One of my goals for this year — realistically 2024 — is to take my Doc Savage blog posts and convert them into a self-published book. As my first posts weren’t terribly detailed, I’m going back and rereading Man of Bronze, Land of Terror and Quest of the Spider. And needless to say, blog about them. This may be counter-productive as it’s less reason to buy the book; then again, I’ll be able to go into more detail there.
The Man of Bronze is particularly interesting to read with the remaining 181 (counting In Hell, Madonna) books fresh in my mind. It’s easy to see how it introduces many of the series standard elements, but also places where Lester Dent hasn’t gotten everything established yet. In one place it’s funny: when a Mayan assassin fires through the window of Doc’s 86th floor HQ, one of his team suggests installing bulletproof glass. The others laugh at the idea their enemies will be shooting through 86th floor windows on a regular basis (they were kind of wrong about that).
The book opens with Doc returning from the Fortress of Solitude to the news that his father has just died from a mysterious, swift-acting disease. As Doc learns about a fabulous legacy Clark Savage Senior left him, the assassin fires from a construction site across the seat. After some spectacular action chasing the bad guys, Doc and his five friends head down into Hidalgo, where the legacy lies.
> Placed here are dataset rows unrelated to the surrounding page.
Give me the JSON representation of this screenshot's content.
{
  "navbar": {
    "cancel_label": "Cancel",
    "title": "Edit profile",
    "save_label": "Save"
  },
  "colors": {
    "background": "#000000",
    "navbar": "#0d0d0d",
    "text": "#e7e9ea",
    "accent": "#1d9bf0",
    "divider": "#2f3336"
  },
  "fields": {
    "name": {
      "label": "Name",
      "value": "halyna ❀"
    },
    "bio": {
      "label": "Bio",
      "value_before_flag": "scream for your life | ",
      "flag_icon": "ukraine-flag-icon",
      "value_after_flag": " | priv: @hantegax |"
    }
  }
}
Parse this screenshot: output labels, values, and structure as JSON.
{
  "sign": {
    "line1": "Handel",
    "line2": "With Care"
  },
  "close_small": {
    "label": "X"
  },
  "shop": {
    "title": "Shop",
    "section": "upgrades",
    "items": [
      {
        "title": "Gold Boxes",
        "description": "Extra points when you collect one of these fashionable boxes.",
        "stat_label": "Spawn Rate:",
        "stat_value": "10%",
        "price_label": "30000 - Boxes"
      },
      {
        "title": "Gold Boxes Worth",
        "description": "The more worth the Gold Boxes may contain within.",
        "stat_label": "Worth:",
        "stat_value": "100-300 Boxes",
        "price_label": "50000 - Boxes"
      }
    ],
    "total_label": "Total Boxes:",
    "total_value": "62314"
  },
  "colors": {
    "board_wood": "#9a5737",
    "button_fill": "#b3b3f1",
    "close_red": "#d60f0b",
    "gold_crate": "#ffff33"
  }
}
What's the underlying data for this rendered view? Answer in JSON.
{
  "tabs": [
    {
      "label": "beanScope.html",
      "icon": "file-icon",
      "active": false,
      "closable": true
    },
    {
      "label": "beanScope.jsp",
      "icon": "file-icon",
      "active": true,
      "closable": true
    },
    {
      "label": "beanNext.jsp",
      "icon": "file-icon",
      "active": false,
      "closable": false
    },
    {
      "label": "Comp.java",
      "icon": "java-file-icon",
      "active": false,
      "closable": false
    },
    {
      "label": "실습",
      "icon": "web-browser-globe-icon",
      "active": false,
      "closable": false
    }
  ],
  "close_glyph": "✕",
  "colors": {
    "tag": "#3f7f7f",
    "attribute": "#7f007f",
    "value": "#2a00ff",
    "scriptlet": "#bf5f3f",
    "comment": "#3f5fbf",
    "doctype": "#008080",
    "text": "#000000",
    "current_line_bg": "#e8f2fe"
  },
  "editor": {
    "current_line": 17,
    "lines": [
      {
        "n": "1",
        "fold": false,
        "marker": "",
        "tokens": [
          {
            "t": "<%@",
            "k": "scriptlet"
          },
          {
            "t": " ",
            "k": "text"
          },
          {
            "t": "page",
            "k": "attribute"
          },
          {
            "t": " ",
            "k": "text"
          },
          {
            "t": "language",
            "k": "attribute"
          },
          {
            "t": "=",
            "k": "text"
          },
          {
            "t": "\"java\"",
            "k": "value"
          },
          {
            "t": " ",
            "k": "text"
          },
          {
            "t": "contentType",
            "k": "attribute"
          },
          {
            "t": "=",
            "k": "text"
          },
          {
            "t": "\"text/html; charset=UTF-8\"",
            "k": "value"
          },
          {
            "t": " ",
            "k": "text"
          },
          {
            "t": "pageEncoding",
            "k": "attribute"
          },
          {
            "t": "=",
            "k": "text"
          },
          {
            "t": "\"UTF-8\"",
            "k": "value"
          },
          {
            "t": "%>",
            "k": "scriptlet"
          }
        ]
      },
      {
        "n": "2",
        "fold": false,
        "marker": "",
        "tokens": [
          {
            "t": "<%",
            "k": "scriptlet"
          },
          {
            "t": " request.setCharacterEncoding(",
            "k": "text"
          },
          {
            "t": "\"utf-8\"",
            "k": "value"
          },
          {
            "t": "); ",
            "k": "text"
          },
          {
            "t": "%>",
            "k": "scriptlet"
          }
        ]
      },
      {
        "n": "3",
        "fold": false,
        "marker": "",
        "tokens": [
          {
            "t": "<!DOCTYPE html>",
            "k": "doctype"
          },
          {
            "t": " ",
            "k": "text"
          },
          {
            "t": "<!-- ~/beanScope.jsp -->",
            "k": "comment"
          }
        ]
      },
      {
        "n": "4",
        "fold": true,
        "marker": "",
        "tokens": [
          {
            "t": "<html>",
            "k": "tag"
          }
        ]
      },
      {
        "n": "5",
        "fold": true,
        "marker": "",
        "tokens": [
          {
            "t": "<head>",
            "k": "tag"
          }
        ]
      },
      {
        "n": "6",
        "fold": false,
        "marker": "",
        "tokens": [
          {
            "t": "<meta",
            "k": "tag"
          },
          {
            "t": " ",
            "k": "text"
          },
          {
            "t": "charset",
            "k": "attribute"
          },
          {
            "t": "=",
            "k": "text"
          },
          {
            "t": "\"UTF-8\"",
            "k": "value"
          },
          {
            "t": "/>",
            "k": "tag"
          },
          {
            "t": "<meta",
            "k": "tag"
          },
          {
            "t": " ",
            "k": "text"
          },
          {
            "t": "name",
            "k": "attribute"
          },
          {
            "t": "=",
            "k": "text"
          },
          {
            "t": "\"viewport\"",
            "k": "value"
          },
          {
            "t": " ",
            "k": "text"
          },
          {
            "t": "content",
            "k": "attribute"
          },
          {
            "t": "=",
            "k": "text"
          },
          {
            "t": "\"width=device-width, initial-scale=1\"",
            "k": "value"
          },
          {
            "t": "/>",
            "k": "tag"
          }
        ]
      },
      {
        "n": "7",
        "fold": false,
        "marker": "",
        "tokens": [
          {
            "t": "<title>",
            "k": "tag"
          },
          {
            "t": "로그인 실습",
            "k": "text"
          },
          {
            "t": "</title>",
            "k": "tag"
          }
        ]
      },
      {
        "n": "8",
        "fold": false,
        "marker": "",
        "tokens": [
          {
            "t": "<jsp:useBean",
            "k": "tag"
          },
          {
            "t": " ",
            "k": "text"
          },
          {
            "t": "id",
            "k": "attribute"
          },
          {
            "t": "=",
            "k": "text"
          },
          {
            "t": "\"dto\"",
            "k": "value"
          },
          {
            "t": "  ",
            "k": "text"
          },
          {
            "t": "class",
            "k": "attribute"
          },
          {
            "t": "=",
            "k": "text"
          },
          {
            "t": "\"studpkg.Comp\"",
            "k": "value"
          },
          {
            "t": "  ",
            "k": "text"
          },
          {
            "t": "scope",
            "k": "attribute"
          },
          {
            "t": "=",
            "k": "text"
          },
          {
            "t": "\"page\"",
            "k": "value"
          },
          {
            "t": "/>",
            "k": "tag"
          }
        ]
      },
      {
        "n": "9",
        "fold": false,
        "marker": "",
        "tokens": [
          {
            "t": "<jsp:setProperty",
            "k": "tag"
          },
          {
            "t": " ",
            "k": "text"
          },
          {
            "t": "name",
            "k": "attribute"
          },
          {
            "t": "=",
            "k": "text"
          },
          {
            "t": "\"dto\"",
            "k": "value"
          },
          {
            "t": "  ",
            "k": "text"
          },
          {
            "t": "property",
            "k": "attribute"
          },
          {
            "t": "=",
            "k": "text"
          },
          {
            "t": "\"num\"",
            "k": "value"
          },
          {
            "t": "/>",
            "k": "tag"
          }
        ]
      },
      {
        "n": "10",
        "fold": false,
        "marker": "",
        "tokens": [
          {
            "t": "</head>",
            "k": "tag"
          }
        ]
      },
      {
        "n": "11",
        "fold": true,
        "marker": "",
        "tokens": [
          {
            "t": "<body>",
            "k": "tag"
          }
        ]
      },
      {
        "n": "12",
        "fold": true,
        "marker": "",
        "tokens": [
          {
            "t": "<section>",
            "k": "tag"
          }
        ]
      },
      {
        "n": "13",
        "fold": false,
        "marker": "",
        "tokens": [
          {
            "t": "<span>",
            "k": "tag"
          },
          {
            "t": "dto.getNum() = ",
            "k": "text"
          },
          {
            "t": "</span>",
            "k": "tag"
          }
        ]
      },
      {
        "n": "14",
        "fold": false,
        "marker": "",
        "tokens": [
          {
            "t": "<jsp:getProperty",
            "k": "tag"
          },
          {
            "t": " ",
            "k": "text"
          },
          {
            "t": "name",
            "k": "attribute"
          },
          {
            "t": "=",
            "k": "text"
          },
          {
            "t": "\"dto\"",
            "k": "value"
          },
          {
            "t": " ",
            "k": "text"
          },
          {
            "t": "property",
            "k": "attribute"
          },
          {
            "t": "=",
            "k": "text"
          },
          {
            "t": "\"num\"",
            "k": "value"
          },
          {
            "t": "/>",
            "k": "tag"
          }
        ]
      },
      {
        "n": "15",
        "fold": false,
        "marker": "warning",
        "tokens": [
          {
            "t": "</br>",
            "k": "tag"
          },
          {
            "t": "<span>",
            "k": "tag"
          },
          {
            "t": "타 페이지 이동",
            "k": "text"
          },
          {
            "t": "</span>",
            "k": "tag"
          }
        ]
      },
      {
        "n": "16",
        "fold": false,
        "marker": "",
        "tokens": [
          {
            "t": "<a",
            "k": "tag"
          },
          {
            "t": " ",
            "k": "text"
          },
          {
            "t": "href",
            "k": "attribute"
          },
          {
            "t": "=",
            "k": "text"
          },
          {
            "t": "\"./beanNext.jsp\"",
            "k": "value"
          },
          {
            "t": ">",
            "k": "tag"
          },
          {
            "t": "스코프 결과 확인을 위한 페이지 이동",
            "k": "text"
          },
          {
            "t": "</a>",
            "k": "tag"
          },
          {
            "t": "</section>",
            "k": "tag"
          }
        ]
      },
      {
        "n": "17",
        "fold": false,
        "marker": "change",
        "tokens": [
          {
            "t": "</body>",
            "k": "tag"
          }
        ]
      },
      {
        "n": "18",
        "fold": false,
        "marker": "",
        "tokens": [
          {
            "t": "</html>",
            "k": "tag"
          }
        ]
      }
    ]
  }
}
It turns out that Hidalgo’s jungles hide a lost city of pureblood Mayans. Savage Senior came there years ago and formed a friendship with their king, Chac. If Chac approves of Doc, he’ll underwrite his crimefighting and dogooding with a fortune in Mayan gold. The villainous Son of the Feathered Serpent, however, plans to use a bioweapon, the Red Death, to extract the gold and finance the overthrow of Hidalgo’s democratic government.
Familiar series elements include the lost civilization; an adventure that starts in New York and moves to a colorful foreign setting; lots of airplane flying ; a masked villain; a beautiful woman falling for Doc; a super-weapon; and a beautiful woman (Chac’s daughter Monja) falling for Doc.
The science fictional component is very low compared to many later novels: the Red Death is simply a disease the Son of the Feathered Serpent found in another part of Central America and grew in the lab. It’s the only SF element in the book. It’s also unusual, IIRC, in opening from the villain’s point of view.
Ham gets one of his rare opportunities to do something legal, when he confronts a Hidalgo official who denies Doc’s legal claims. Ham demolishes his argument in short order. That rarely happens (according to Will Murray’s Writings in Bronze Dent didn’t like lawyers but his editor insisted on Ham). Johnny’s character trait — other than being skeletally thin and a brilliant archeologist/geologist — is that he gets hunches that are almost invariably right (but when they’re wrong, they’re way wrong). I don’t believe that lasted even to the next book; later we’d get Johnny offering to bet on sure things before Dent struck gold by making him the guy who speaks in big, polysyllabic words.
Doc himself is a barebones version: no bulletproof vest and none of the gadgets he’d later carry around with him. He’s much quicker to kill his enemies than he’d become by the end of the year. The story emphasizes his adrenalin-junkie side: when he thinks of what he can do with the gold, having exciting adventures is up there with helping people and fighting crime. And we learn more about Doc’s father than I remembered: he himself was a philanthropist, an adventurer and an MD just like his son, traveling all over the world to do good.
Another detail: Doc refers to his land grant in Hidalgo having been drawn up twenty years earlier, when he was a kid. Based on that, we can safely assume he’s either late twenties or early thirties in 1933.
The handling of the Mayans is interesting. They’re very much noble savages but also simple and superstitious. However Doc treats them with unusual respect compared to most stories: if Chac doesn’t think Doc deserves the gold Doc will accept that. In most stories, natives who get between white men and gold are treated like a natural obstacle to be swept aside, rather than people with rights.
Monja is a fan favorite love interest and I’ve thought of her that way in the past. Here, though, she doesn’t seem any more special or have any more impact on Doc than many later women would. Monk assures her she’s come closer to melting Doc’s heart than any other women but I think he’s just saying that to comfort her.
As I said in my first review, the book is a slow start to the series: jam-packed with action but also several slow descriptive passages to introduce Doc’s awesomeness or his five aides. Still, I can see how it launched the second-longest running series in pulp fiction.
#SFWApro. Cover by James Bama, all rights remain with current holder.